The case centers around a legal doctrine called “qualified immunity.” The doctrine, which was created by the Supreme Court in 1982, grants government employees like police officers and others near total immunity from being sued for violating someone’s rights. The only exception is if a judge in a previous case has determined that the same action was illegal, which is frustratingly rare.

Originally the doctrine only applied to individual government employees, but courts have increasingly extended it to cover cities, counties and other governmental bodies. In doing so, they’ve deprived aggrieved individuals anyone—or anything—to hold accountable.

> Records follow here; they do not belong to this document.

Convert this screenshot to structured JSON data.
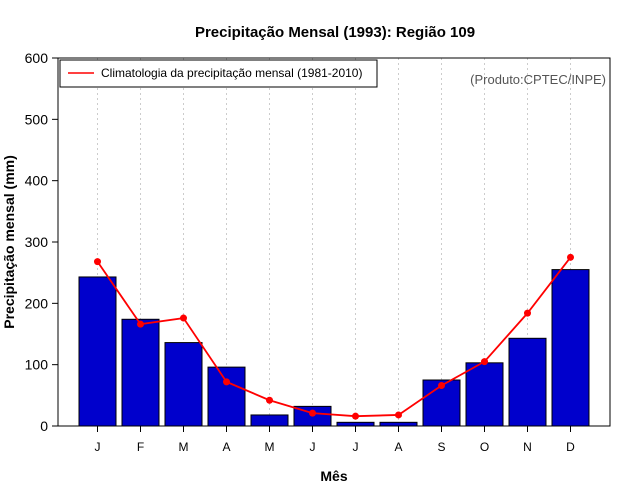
{
  "chart_data": {
    "type": "bar",
    "title": "Precipitação Mensal (1993): Região 109",
    "xlabel": "Mês",
    "ylabel": "Precipitação mensal (mm)",
    "ylim": [
      0,
      600
    ],
    "yticks": [
      0,
      100,
      200,
      300,
      400,
      500,
      600
    ],
    "categories": [
      "J",
      "F",
      "M",
      "A",
      "M",
      "J",
      "J",
      "A",
      "S",
      "O",
      "N",
      "D"
    ],
    "series": [
      {
        "name": "Precipitação mensal 1993",
        "kind": "bar",
        "color": "#0000cc",
        "values": [
          243,
          174,
          136,
          96,
          18,
          32,
          6,
          6,
          75,
          103,
          143,
          255
        ]
      },
      {
        "name": "Climatologia da precipitação mensal (1981-2010)",
        "kind": "line",
        "color": "#ff0000",
        "values": [
          268,
          166,
          176,
          72,
          42,
          21,
          16,
          18,
          66,
          105,
          184,
          275
        ]
      }
    ],
    "legend": {
      "position": "top-left",
      "entries": [
        "Climatologia da precipitação mensal (1981-2010)"
      ]
    },
    "annotation": "(Produto:CPTEC/INPE)",
    "grid": "vertical dotted"
  }
}
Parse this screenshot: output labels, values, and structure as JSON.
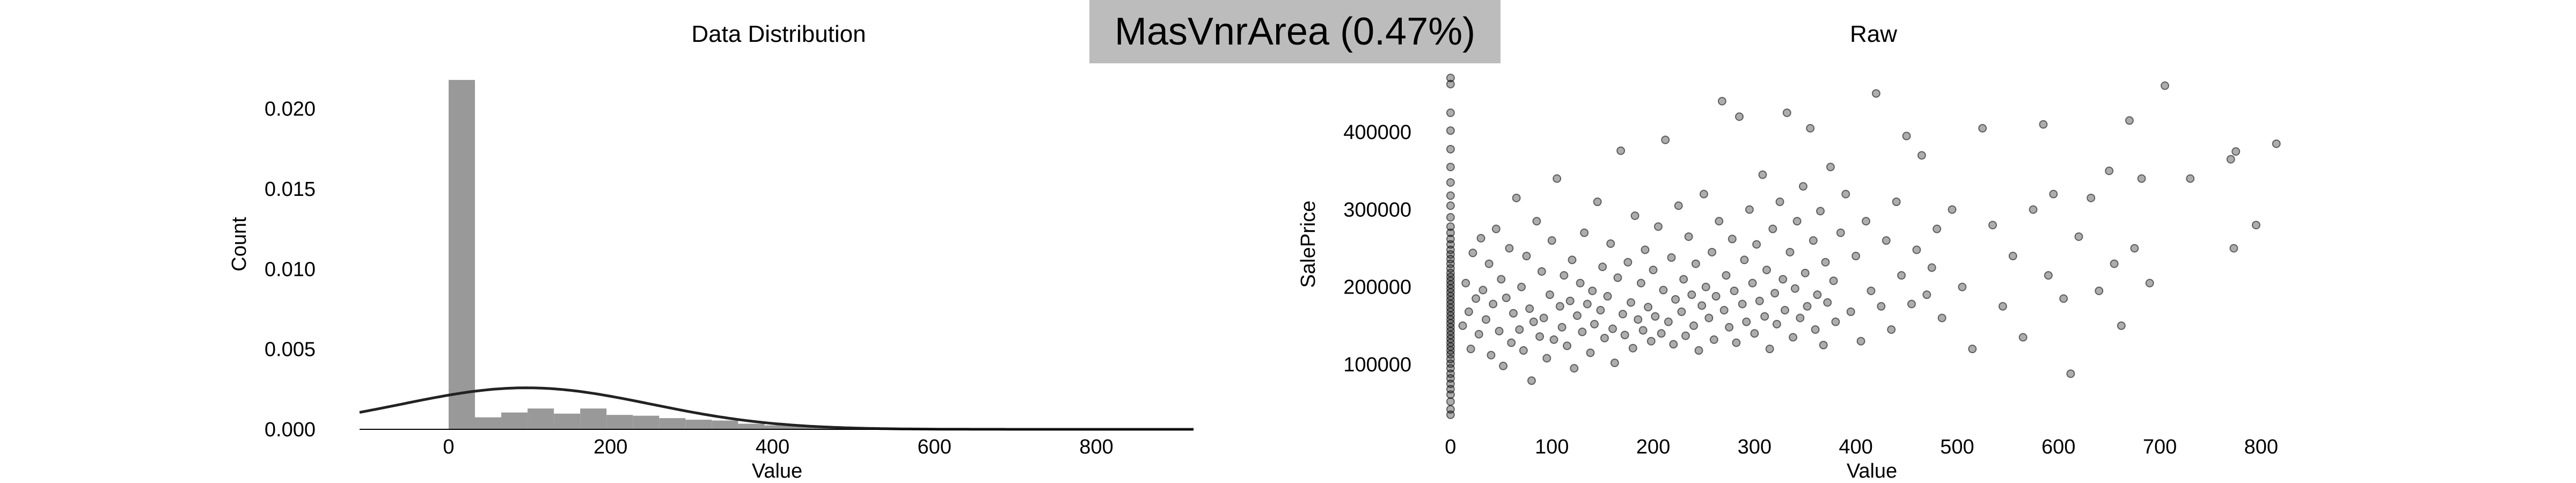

“The Supreme Court should step in, reverse this dangerous decision, and reiterate that qualified immunity does not shield local governments from accountability when they violate individuals’ constitutional rights,” said IJ Attorney Marie Miller, who authored the amicus brief. “If our constitutional rights are unenforceable, as the lower court treated Stewart’s rights, then our rights are nothing more than words on paper.”

At issue in the Stewarts’ case is Euclid’s officer training program, which set a flippant tone by including a sarcastic sketch by Chris Rock and, among other things, a crude cartoon. The sketch, for instance, sarcastically suggested black people should “get a white friend” if they don’t want to get beaten up by police. And the cartoon depicted an officer beating a defenseless person on the ground, with the caption: “Protecting and serving the poop out of you.” The Stewarts’ lawsuit alleged that Euclid’s training program failed to adequately equip officers to make split-second life-or-death decisions.

A decade has passed since the Supreme Court last addressed the scope of local-government liability for rights violations. In the meantime, the courts of appeals have diverged from one another, leaving governments in some parts of the country less accountable than others.

“The spread of qualified immunity protection to local governments strips Americans of the ability to hold their governments accountable when poorly trained officers offend their rights,” explained IJ Senior Attorney Wesley Hottot, a co-author of the brief. “At the same time, it eliminates those governments’ incentive to avoid violating people’s rights in the first place.”

The amicus brief in this case was filed as a part of IJ’s Project on Immunity and Accountability, which is dedicated to fighting against qualified immunity and other doctrines that make it difficult to vindicate individuals’ constitutional rights.